Ibu, Ma’e dan Putri berada di dapur sebelah Selatannya dapur ini.
“Makasih sudah bantu. Paling nanti malam tinggal masak lauk. Ayamnya sudah dibumbui, kan? Berarti tinggal digoreng,” kata Mbak Riri senang.
Kami berdua duduk di kursi di hadapan kompor gas, lalu minum teh yang kami bawa dari ruang tamu tadi.
“Sudah isi belum?” tanya kakak iparku itu, melirik ke bagian perut.
“Belum, Mbak.” Aku memasang raut muka masam, yang tentu bisa dilihat beliau karena tak memakai cadar.
“Sudah siap punya anak?” tanya beliau lagi.
Aku agak terkejut mendengarnya. Bukankah semua pasangan menikah, pasti sudah siap punya anak? Mungkin ada yang belum siap, tetapi mustahil untuk KB di awal pernikahan, karena belum tentu setelah melepasnya akan mudah mendapatkan anak. Aku hanya mampu membatin.
“Gak usah khawatir, Lia. Rezeki insya Allah ada, asal semangat mencarinya,” nasihat Mbak Riri.
“Iya, Mbak. Insya Allah siap punya anak.” Aku berusaha tersenyum, meski hati merasa getir karena belum juga ada tanda-tanda hamil.
“Ya sudah. Ke belakang, yuk. Sepertinya pekerjaan Simbok belum selesai,” ajak Mbak Riri, yang langsung kuikuti.
**
Pagi ini terasa capek sekali. Mungkin karena kemarin masak-masak yang banyak, lanjut mengaji di majelis cabang pada sore harinya. Aku beranjak ke kamar mandi untuk buang air.
“Ih, sebel!” ucapku saat keluar dari kamar mandi, menuju dapur.
“Kenapa, Nduk?” tanya Ibu yang sedang menjemur baju di halaman rumah, dekat dapur.
“Gak papa, Bu.” Aku bersungut, berjalan menuju kamar.
“Buatkan minum, Dek,” ucap Mas Bams dari ruang tamu. Beliau biasanya sedang bermain ponsel setelah qiraah.
“Sebentar, Mas.” Aku mengambil sesuatu di lemari, lalu ke kamar mandi lagi. Beberapa menit kemudian, keluar, lalu membuat dua gelas teh hangat.
“Dek?” panggil Mas Bams.
Aku menuju ruang tamu, lalu menyerahkan minuman untuk Mas Bams, dan menaruh yang satunya di meja. “Mas, aku haid lagi.”
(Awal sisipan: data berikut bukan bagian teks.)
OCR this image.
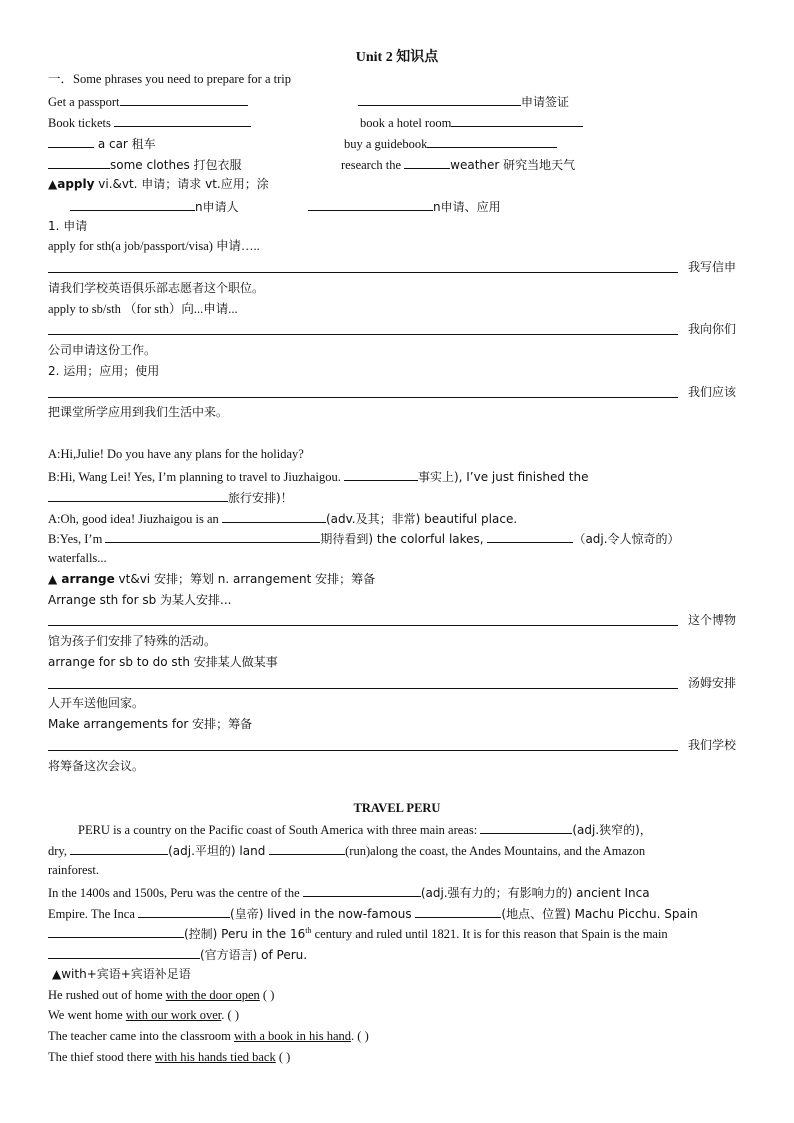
Unit 2 知识点
一．Some phrases you need to prepare for a trip
Get a passport	申请签证
Book tickets	book a hotel room
a car 租车	buy a guidebook
some clothes 打包衣服	research the	weather 研究当地天气
▲apply vi.&vt. 申请；请求 vt.应用；涂
n申请人	n申请、应用
1. 申请
apply for sth(a job/passport/visa) 申请…..
我写信申
请我们学校英语俱乐部志愿者这个职位。
apply to sb/sth （for sth）向...申请...
我向你们
公司申请这份工作。
2. 运用；应用；使用
我们应该
把课堂所学应用到我们生活中来。
A:Hi,Julie! Do you have any plans for the holiday?
B:Hi, Wang Lei! Yes, I’m planning to travel to Jiuzhaigou.	事实上), I’ve just finished the
旅行安排)！
A:Oh, good idea! Jiuzhaigou is an	(adv.及其；非常) beautiful place.
B:Yes, I’m	期待看到) the colorful lakes,	（adj.令人惊奇的）
waterfalls...
▲ arrange vt&vi 安排；筹划 n. arrangement 安排；筹备
Arrange sth for sb 为某人安排...
这个博物
馆为孩子们安排了特殊的活动。
arrange for sb to do sth 安排某人做某事
汤姆安排
人开车送他回家。
Make arrangements for 安排；筹备
我们学校
将筹备这次会议。
TRAVEL PERU
PERU is a country on the Pacific coast of South America with three main areas:	(adj.狭窄的)，
dry,	(adj.平坦的) land	(run)along the coast, the Andes Mountains, and the Amazon
rainforest.
In the 1400s and 1500s, Peru was the centre of the	(adj.强有力的；有影响力的) ancient Inca
Empire. The Inca	(皇帝) lived in the now-famous	(地点、位置) Machu Picchu. Spain
(控制) Peru in the 16th century and ruled until 1821. It is for this reason that Spain is the main
(官方语言) of Peru.
▲with+宾语+宾语补足语
He rushed out of home with the door open ( )
We went home with our work over. ( )
The teacher came into the classroom with a book in his hand. ( )
The thief stood there with his hands tied back ( )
“Oh, ya gak papa, Dek,” kata Mas Bams.
“Kok, oh doang, sih, Mas?” tanyaku, semakin kesal.
“Terus gimana?” tanya beliau.
“Ini artinya, aku belum hamil, kan?” Aku balik bertanya, sebab sudah dua bulan sejak menikah, haid selalu datang.
Mas Bams menarik napas panjang, lalu mengembuskannya pelan. “Sabar, Dek. Mungkin belum waktunya.”
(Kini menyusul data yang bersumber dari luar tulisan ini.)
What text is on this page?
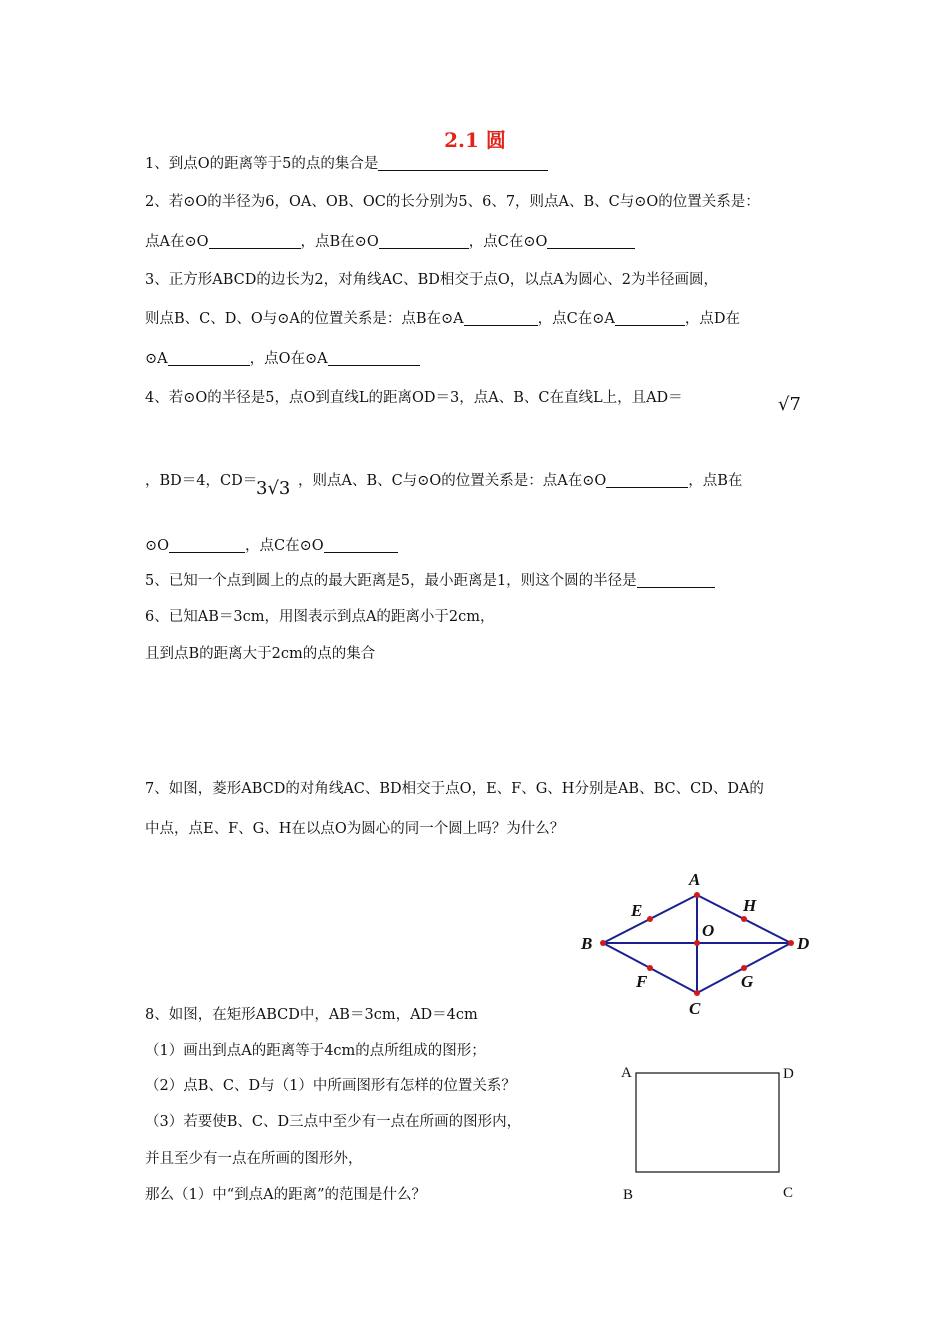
2.1 圆
1、到点O的距离等于5的点的集合是
2、若⊙O的半径为6，OA、OB、OC的长分别为5、6、7，则点A、B、C与⊙O的位置关系是：
点A在⊙O	，点B在⊙O	，点C在⊙O
3、正方形ABCD的边长为2，对角线AC、BD相交于点O，以点A为圆心、2为半径画圆，
则点B、C、D、O与⊙A的位置关系是：点B在⊙A	，点C在⊙A	，点D在
⊙A	，点O在⊙A
4、若⊙O的半径是5，点O到直线L的距离OD＝3，点A、B、C在直线L上，且AD＝	√7
，BD＝4，CD＝
3√3 ，则点A、B、C与⊙O的位置关系是：点A在⊙O	，点B在
⊙O	，点C在⊙O
5、已知一个点到圆上的点的最大距离是5，最小距离是1，则这个圆的半径是
6、已知AB＝3cm，用图表示到点A的距离小于2cm，
且到点B的距离大于2cm的点的集合
7、如图，菱形ABCD的对角线AC、BD相交于点O，E、F、G、H分别是AB、BC、CD、DA的
中点，点E、F、G、H在以点O为圆心的同一个圆上吗？为什么？
A
B
C
D
E
F	G
H
O
8、如图，在矩形ABCD中，AB＝3cm，AD＝4cm
（1）画出到点A的距离等于4cm的点所组成的图形；
（2）点B、C、D与（1）中所画图形有怎样的位置关系？
（3）若要使B、C、D三点中至少有一点在所画的图形内，
并且至少有一点在所画的图形外，
那么（1）中“到点A的距离”的范围是什么？
A	D
B	C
Aku hanya diam, lalu membuka ponsel. Tertarik dengan galeri foto, aku membuka beberapa foto bersama Abidah. Hal itu justru semakin memperdalam kerinduan hati akan hadirnya seorang anak. Kapan Allah mempercayai kami memiliki anak? Sudah dua bulan, haid selalu datang tepat waktu, batinku, sedih.